# Kolleg Mathematik Physik Berlin

- Date: Oct 8, 2018
- Time: 09:30 - 15:30
- Location: Main building Max Planck Campus Potsdam-Golm
- Room: large lecture hall

9.30am**Decoherence in quantum mechanics and quantumcosmology**Claus Kiefer, University of Cologne

How does the classical behaviour emerge in a world that is fundamentally described by quantum theory? The key to the answer is given by a process that was described for the first time 48 years ago - decoherence. Decoherence is the irreversible emergence of classical properties of a quantum system through the unavoidable interaction with its environment. In my talk, I give a general introduction into decoherence and present its most important theoretical and experimental applications. I discuss the situation in quantum mechanics including the relevance of decoherence for the interpretation of quantum theory. I then turn to quantum cosmology and explain how the classical appearance of the metric and matter fields can be understood in a fundamental theory of quantum gravity in which arbitary metric superpositions can occur. At the end I address the relevance of decoherence for the origin of the arrow of time.

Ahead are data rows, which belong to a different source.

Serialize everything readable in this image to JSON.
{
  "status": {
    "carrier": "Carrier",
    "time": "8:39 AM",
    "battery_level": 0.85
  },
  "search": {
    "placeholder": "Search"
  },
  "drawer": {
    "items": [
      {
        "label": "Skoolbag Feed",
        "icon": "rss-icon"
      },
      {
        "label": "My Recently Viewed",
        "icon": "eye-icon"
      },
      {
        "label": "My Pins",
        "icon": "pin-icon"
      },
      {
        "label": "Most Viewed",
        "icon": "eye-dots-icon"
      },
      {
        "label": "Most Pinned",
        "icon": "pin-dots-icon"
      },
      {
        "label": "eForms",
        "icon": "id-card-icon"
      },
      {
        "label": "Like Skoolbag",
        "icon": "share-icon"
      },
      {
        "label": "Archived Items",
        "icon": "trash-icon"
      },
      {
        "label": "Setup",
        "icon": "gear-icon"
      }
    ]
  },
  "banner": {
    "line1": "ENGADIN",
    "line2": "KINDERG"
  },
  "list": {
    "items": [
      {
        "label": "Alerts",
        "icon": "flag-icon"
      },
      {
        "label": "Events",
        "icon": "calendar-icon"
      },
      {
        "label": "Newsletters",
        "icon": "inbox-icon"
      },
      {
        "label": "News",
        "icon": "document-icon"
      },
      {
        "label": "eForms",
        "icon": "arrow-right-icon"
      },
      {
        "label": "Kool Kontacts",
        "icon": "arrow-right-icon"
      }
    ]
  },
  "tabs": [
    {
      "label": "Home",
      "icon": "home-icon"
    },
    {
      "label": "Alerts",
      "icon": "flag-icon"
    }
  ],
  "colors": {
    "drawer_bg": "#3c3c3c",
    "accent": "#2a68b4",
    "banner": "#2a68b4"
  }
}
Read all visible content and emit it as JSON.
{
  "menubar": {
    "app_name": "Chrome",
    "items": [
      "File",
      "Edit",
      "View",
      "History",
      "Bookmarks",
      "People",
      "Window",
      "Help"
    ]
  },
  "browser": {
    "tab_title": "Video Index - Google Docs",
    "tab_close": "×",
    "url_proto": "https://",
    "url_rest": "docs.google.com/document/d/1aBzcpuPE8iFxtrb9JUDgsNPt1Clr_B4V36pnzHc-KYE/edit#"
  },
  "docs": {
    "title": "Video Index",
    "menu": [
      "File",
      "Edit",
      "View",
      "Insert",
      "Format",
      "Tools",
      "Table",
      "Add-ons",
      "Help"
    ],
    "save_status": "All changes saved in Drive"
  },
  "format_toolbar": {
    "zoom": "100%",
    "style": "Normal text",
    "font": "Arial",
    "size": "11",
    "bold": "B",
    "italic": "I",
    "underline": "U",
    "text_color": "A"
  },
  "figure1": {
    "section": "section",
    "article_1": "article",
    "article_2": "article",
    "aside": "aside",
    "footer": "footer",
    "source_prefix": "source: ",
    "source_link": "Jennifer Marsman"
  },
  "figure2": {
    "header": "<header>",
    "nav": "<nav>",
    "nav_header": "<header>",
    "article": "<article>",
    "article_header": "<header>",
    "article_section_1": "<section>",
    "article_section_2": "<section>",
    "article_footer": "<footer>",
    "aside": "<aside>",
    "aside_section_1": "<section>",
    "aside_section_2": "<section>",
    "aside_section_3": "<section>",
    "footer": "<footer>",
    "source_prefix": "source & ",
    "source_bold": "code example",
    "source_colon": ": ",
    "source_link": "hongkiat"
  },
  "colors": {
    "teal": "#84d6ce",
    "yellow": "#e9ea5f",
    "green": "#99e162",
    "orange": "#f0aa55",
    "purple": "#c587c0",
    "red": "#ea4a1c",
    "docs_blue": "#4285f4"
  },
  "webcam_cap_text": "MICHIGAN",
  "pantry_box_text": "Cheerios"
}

11am**Asymptotic safety**Astrid Eichhorn, University Heidelberg

I will review recent progress on the asymptotic safety programm for quantum gravity. In particular, I will focus on the interplay of quantum gravity with matter and will discuss hints that asymptotically safe quantum gravity might induce a predictive ultraviolet completion for the matter sector. I will highlight a recent proposal how quantum gravity could generate the difference between the top mass and the bottom mass through an asymptotically safe fixed point.

2pm**Quantum cosmology with real time**Jean-Luc Lehners, Albert Einstein Institute, Potsdam

In our search for a theory of quantum gravity it is worthwhile to investigate the effects of semi- classically combining general relativity with the principles of quantum theory. In the past, this was done in the framework of Euclidean quantum gravity, where time was taken to be imaginary. This approach was however never fully satisfactory. In this talk I will outline how one can define path integrals for gravity using real time, using the framework of Picard-Lefschetz theory. As an illustration of this method I will show how one can describe large quantum fluctuations during an inflationary phase, with both the inflaton field and the scale factor of the universe being quantised. I will also discuss the challenges for existing theories of the beginning of the universe.